IA et désinformation : quels risques pour la vie démocratique ?
Lyse Langlois, membre de la délégation québecoise présente à l’ECW, a exposé les risques potentiels que l’IA pourrait engendrer pour la vie publique et le processus électoral.
L’European Cyber Week, qui se tient à Rennes du 21 au 23 novembre, a accueilli une délégation canadienne pour échanger sur les enjeux de la cybersécurité à l’international. L’idée ? Trouver des points d’accroche afin de renforcer la coopération entre les États qui font face à ces problématiques. Celles-ci touchent de nombreux domaines, notamment ceux de la vie publique et politique.
À cette occasion, Lyse Langlois, directrice de l’Observatoire international sur les impacts sociétaux de l’IA et du numérique, et enseignante à l’université Laval de Québec, est venue présenter les risques constatés depuis l’émergence de l’IA et notamment des agents conversationnels comme ChatGPT, et partager les mesures souhaitées pour garantir la bonne tenue du débat public et de la vie politique.
Quels sont les risques posés par l’IA dans la vie publique et politique ?
Lyse Langlois l’explique, « le Québec a mené une vaste consultation publique » dans le but de comprendre quels risques pouvaient poser l’intelligence artificielle, notamment depuis 2016 et l’arrivée des agents conversationnels ainsi que de l’IA générative. Le constat fut simple : l’IA pose un problème important quant à la démocratie et à la bonne tenue du processus électoral. Quatre risques majeurs ont été identifiés.

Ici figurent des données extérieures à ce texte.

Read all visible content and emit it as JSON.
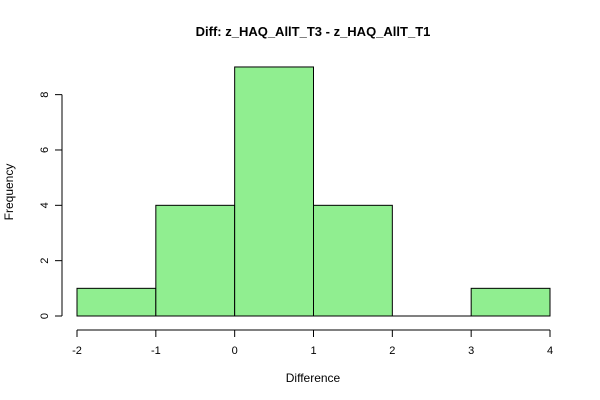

Le risque pour la vie privée
Le premier risque évoqué par l’experte québécoise est lié à la vie privée. Des techniques comme l’écoute sociale, le profilage, « pourraient par exemple permettre à des États de cibler des discours de contestation », faisant ainsi courir un risque important au processus démocratique. Il en va de même pour les capacités de prédiction de l’IA. « Cela pourrait effectivement affaiblir la protection de la vie privée, avec un impact potentiel sur le secret du vote », qui est un outil principal de nos processus électoraux, explique Lyse Langlois.
Le risque pour la transparence
Le marketing politique a de plus en plus recours au micro-ciblage pour transmettre les messages des partis ou gouvernements, en segmentant leur public. Ainsi, un problème de transparence quant à la vie politique peut se poser. « Les politiques peuvent rendre invisible une partie de leurs discours ou programmes à certains segments de l’électorat », décrypte Lyse Langlois, qui ajoute que « les décisions publiques doivent être accessibles à tous les citoyens ».
Un risque pour la délibération publique
Au fil des années, un véritable déficit délibératif tend à croître. Les citoyens n’ont pas forcément accès à toutes les informations nécessaires à une prise de décision sans biais à l’occasion d’une élection. Lyse Langlois alerte sur le fait que « l’IA exacerbe les dysfonctionnements de la délibération publique, notamment avec la fragmentation sociale ». Elle crée des biais en réduisant la cohésion sociale : « On est toujours avec le même groupe d’intérêt, donc dans une chambre d’écho. » Un phénomène qu’accentue donc l’intelligence artificielle.
Un risque de manipulation politique
Le risque de manipulation politique est le plus visible de nos jours. Là aussi, l’IA exacerbe ce problème, qui n’est pourtant pas nouveau dans la sphère politique. Mais avec « la capacité de l’intelligence artificielle à créer des contenus potentiellement trompeurs », cela pose un véritable « enjeu géopolitique, car il est de plus en plus difficile de repérer les hypertrucages », s’inquiète la chercheuse canadienne.
Quelles recommandations pour protéger la démocratie des risques liés à l’IA ?
Une fois ces risques majeurs constatés au Québec, mais qui peuvent toucher – ou touchent déjà – la plupart des démocraties occidentales, des recommandations ont été faites, aux régulateurs comme aux législateurs, afin de maintenir un processus électoral et démocratique sain. Voici les recommandations :
- Exiger que des plateformes numériques engagées dans les processus électoraux donnent accès aux données,
- Obliger la divulgation de la présence de l’intelligence artificielle, dans les contenus comme dans la segmentation, la captation de données, etc,
- Assurer le secret du vote,
- Interdire aux agents conversationnels (ou chatbots) de se présenter/comporter comme des humains,
- Obliger les partis qui pratiquent le microciblage de tenir un registre public accessible.